District Judge Loretta Preska ruled in Manhattan that a tiny evangelical Christian church, the Bronx Household of Faith, has a good chance of ultimately winning its lawsuit claiming the policy violates freedom of religion.

City lawyers had argued that the church’s use of a public grade school ran afoul of the First Amendment’s Establishment Clause, the prohibition against governmental endorsement of religion.

But the judge said, “In this court’s view, losing one’s right to exercise freely and fully his or her religious beliefs is a greater threat to our democratic society than a misperceived violation of the Establishment Clause.”

A Bronx Household lawyer, Jordon Lorence, said the church welcomed the latest decision.

“The city can’t single out religious expression and treat it worse than the expression of everybody else,” Lorence said in a statement. “The court’s order allows churches and other religious groups to meet in empty school buildings on weekends just as non-religious groups do while the lawsuit proceeds.”

The judge had issued a similar temporary injunction last week, but the city appealed and the 2nd Circuit Court of Appeals narrowed it to cover only the Bronx Household of Faith, not the 50 or so other congregations that were worshipping in city schools until this month.

The city had begun revoking the churches’ permits after an earlier 2nd Circuit decision upheld the no-worship policy and the U.S. Supreme Court decided against hearing the case.

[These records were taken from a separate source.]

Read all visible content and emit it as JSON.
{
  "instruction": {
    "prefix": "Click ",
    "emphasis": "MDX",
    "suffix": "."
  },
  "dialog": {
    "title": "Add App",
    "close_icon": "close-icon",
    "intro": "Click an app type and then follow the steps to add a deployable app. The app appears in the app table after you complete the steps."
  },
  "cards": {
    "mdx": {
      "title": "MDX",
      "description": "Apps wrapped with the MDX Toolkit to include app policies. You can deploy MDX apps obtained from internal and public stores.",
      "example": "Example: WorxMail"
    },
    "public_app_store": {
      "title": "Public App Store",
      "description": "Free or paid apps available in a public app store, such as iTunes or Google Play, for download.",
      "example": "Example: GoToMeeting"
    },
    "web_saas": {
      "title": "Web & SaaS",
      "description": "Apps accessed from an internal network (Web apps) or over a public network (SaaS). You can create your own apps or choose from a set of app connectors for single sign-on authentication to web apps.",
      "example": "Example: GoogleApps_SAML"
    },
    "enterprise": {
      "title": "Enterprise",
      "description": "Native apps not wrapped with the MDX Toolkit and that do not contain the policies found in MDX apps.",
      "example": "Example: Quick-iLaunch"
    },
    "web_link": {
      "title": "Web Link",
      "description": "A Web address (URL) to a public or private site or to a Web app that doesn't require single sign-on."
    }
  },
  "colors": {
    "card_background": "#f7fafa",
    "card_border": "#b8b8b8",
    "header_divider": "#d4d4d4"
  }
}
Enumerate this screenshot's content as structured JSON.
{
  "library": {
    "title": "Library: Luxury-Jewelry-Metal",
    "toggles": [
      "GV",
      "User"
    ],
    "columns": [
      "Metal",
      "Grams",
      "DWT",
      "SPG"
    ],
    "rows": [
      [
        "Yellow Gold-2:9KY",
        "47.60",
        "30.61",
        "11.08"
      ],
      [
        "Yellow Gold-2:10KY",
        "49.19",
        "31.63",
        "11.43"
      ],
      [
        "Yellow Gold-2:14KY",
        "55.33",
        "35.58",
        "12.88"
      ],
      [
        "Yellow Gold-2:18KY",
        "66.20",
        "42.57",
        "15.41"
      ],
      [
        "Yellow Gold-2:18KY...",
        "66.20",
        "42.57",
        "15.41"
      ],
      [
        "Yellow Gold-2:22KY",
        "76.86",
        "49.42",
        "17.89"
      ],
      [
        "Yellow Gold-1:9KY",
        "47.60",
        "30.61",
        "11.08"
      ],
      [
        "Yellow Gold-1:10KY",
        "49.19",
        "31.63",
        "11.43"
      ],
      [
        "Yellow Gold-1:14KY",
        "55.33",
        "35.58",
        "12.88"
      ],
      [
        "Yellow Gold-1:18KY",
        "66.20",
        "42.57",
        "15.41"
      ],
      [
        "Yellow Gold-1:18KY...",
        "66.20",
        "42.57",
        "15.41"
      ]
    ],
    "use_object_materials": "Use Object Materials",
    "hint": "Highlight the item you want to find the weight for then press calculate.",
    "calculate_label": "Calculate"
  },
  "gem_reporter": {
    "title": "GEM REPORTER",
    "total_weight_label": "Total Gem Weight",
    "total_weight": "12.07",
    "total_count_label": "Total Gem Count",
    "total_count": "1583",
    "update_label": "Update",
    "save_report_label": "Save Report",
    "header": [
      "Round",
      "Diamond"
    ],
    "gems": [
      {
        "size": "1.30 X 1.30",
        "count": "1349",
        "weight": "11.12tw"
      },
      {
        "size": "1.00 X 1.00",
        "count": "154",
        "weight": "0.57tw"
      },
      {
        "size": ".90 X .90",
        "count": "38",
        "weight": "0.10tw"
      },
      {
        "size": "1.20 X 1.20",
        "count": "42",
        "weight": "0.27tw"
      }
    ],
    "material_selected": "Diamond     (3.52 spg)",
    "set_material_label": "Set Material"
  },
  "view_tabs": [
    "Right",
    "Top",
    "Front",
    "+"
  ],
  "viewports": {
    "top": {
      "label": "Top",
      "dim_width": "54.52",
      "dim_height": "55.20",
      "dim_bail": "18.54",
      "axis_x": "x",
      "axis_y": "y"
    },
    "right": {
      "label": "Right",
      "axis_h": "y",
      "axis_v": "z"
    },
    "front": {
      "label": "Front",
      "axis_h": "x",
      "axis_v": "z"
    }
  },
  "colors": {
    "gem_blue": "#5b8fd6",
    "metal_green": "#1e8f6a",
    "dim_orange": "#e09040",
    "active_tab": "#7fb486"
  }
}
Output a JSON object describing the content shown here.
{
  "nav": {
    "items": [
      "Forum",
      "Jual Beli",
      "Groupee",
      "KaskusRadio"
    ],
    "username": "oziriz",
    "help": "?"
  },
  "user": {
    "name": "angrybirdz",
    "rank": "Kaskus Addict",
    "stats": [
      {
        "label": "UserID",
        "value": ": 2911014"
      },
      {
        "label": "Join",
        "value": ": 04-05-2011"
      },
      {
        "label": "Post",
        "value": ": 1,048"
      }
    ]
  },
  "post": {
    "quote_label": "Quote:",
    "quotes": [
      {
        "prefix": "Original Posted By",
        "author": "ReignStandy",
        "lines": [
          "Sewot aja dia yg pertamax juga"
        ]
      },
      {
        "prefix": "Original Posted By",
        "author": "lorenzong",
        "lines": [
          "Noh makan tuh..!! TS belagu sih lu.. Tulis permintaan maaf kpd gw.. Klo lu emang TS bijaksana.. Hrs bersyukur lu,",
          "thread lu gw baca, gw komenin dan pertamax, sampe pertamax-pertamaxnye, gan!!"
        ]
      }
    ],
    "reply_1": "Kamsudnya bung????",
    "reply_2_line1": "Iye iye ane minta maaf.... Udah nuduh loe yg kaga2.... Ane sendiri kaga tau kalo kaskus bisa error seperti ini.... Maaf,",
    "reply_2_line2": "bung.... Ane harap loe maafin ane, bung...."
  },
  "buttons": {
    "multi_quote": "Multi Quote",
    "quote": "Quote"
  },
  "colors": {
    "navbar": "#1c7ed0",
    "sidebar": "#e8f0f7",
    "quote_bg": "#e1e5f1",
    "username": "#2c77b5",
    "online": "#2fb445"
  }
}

As the appeals and injunctions continued, churches had to scramble for permits to worship in schools, then try to find space elsewhere.

City lawyer Jane Gordon promised another appeal, saying Friday’s injunction was “inconsistent with the recent Second Circuit order and that court’s prior decision on the case’s merits.”

The city said it would consider pending applications from churches for school space this weekend.